Interestingly Zelensky might be easier to deepfake than other world leaders because there's more footage and a wider variety of facial expressions to train on due to his acting career
Might not be so obvious to a soldier who has slept one hour a night for the past two weeks, eaten only canned corn and tuna, hasn't gotten ammo replenishment in days, and is watching this video on a tiny cracked screen with a dying battery with the volume very low as the internet connection fades in and out.
That's true for now, but eventually, as the technology progresses, it will take very little training data to create deepfakes of anyone unfortunately. Probably just a minute or two of video.
Is this true? I don't see much evidence that the technology is progressing in a direction where models will require less training data, if anything the trend seems to be towards models with higher and higher parameter counts.
Better models are coming out which are already pretrained on a significant amount of data, so the model already learned a lot about what is common to all example of video generation (keeping the edges aligned coherently at every frame, keeping texture and lighting coherent etc.) and will not need to re-learn that for every target.
Since initially, deepfake models were trained from scratch for every single target, you had to provide a lot of data from the person you want to target so that the model can learn what is common as well as what is specific.
Now you can get descent performance with much less data, since you only need to learn the specifities.
However, this only helps if you need a limited deepfake: The model cannot infer the exact facial expression of the target when they are, for example, laughing unless you provided an example of that in the training data (assuming there is no way to infer the laughing expression from someone by looking at other provided expressions). It will instead generate a generic laugh. All missing informations are substituted by what was seen, on average, in the pre-training phase.
That wouldn't work for a long complex deepfake meant to be sent to someone reasonably close with the target.
But for the types of deepfake where it's targeting a personality that we all know, but not very well at all, much less data is neeeded than before for a similar result.
At least in my experience - audio is much harder to convincingly fake than video.
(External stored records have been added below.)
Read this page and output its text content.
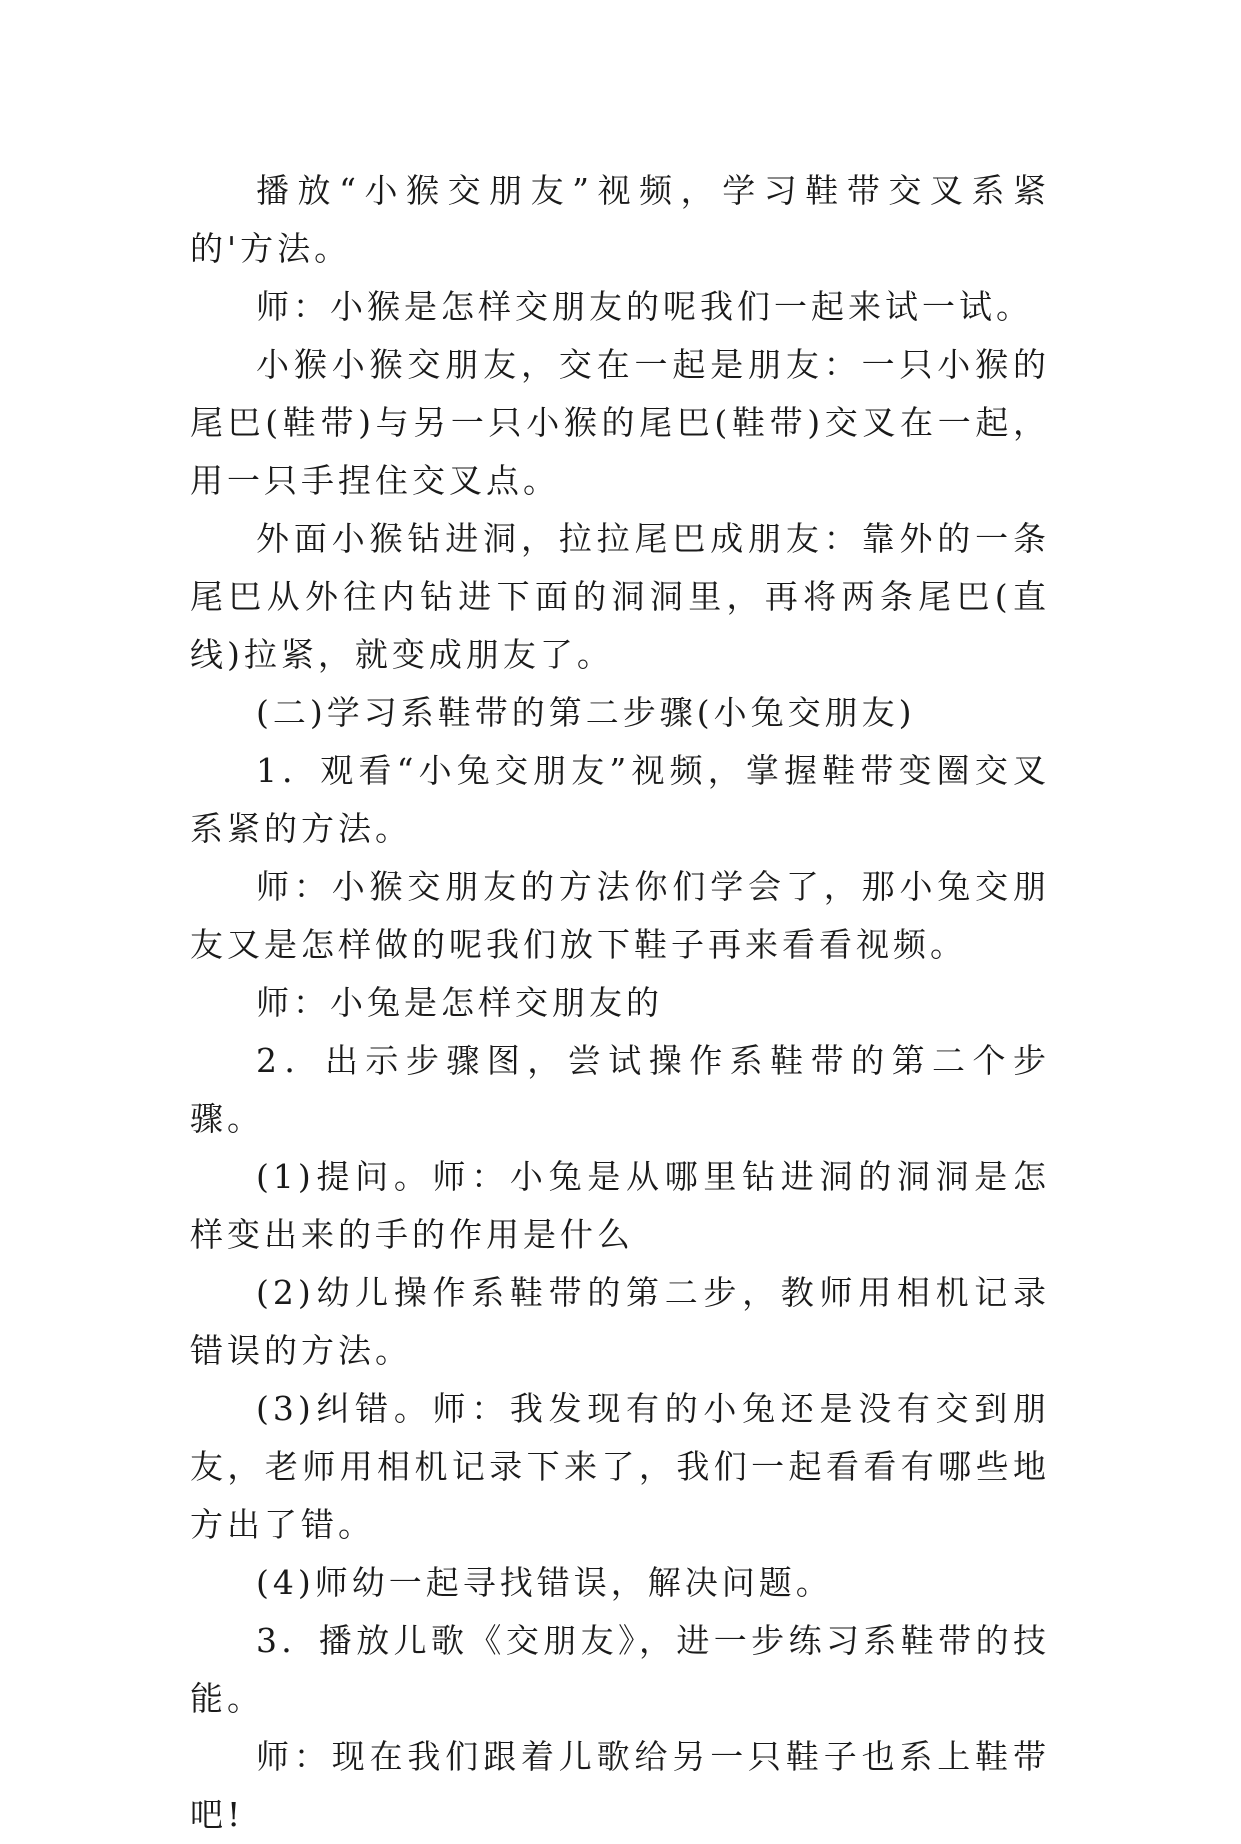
播放“小猴交朋友”视频，学习鞋带交叉系紧的'方法。

师：小猴是怎样交朋友的呢我们一起来试一试。

小猴小猴交朋友，交在一起是朋友：一只小猴的尾巴(鞋带)与另一只小猴的尾巴(鞋带)交叉在一起，用一只手捏住交叉点。

外面小猴钻进洞，拉拉尾巴成朋友：靠外的一条尾巴从外往内钻进下面的洞洞里，再将两条尾巴(直线)拉紧，就变成朋友了。

(二)学习系鞋带的第二步骤(小兔交朋友)

1．观看“小兔交朋友”视频，掌握鞋带变圈交叉系紧的方法。

师：小猴交朋友的方法你们学会了，那小兔交朋友又是怎样做的呢我们放下鞋子再来看看视频。

师：小兔是怎样交朋友的

2．出示步骤图，尝试操作系鞋带的第二个步骤。

(1)提问。师：小兔是从哪里钻进洞的洞洞是怎样变出来的手的作用是什么

(2)幼儿操作系鞋带的第二步，教师用相机记录错误的方法。

(3)纠错。师：我发现有的小兔还是没有交到朋友，老师用相机记录下来了，我们一起看看有哪些地方出了错。

(4)师幼一起寻找错误，解决问题。

3．播放儿歌《交朋友》，进一步练习系鞋带的技能。

师：现在我们跟着儿歌给另一只鞋子也系上鞋带吧!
If you have heard the real person speaking, they have very specific and distinguishable patterns of speech.
You can fake it reasonably, but you need to have a very large collection of audio clips to do so, and if you do a bad job it literally jumps out at the viewer.
Video might be off, but it requires close attention and large screens to notice - much easier to miss if you're viewing on a phone.
This is called few-shot learning (or in the limit case, with a single example, one-shot learning). One way this may be achieved by first training a very general model (maybe with huge data sets), and then fine-tuning it into a specific example (this is called transfer learning). [0]
One reason researchers suspected this must be possible is that human beings, as well as other animals, can learn stuff by watching it for just a few seconds. But we have some prior baggage, because we spent our whole lives learning.. other, vaguely related stuff, and it turns out that knowledge is often transferable.
[0] This isn't the only way, there's also meta learning
I think the idea is that data needed to imitate a _specific person_ would require less data. Overall a model like that might have orders of magnitude more data in general and maybe a smaller amount required to imitate the features of a particular one.
I imagine it like - A master cabinet maker can make new variations of cabinets super easily once they've made hundreds of similar cabinets?
The real threat I think will not be in trying to trick people with fake videos, but instead deep flags: create fake videos showing awful things about the politician one wants to win, and then attribute the fakes to supporters of the guy you want to lose and make them look like animals.
Especially in coordination with a media campaign, it would be an effective way of undermining the opponent by making them look simultaneously grossly unethical and desperate. Even better if you can get the FBI involved to investigate whether the video was created directly by the opponent or "only" by his supporters. And anybody describing what actually happened could easily be straw manned into sounding like a nutter.
And the quality is already perfectly fine for this.
Not to mention, while it could be hard for random online trolls, certain state actors in your country of residence likely already have a ton of your face stored on video, celebrity or not.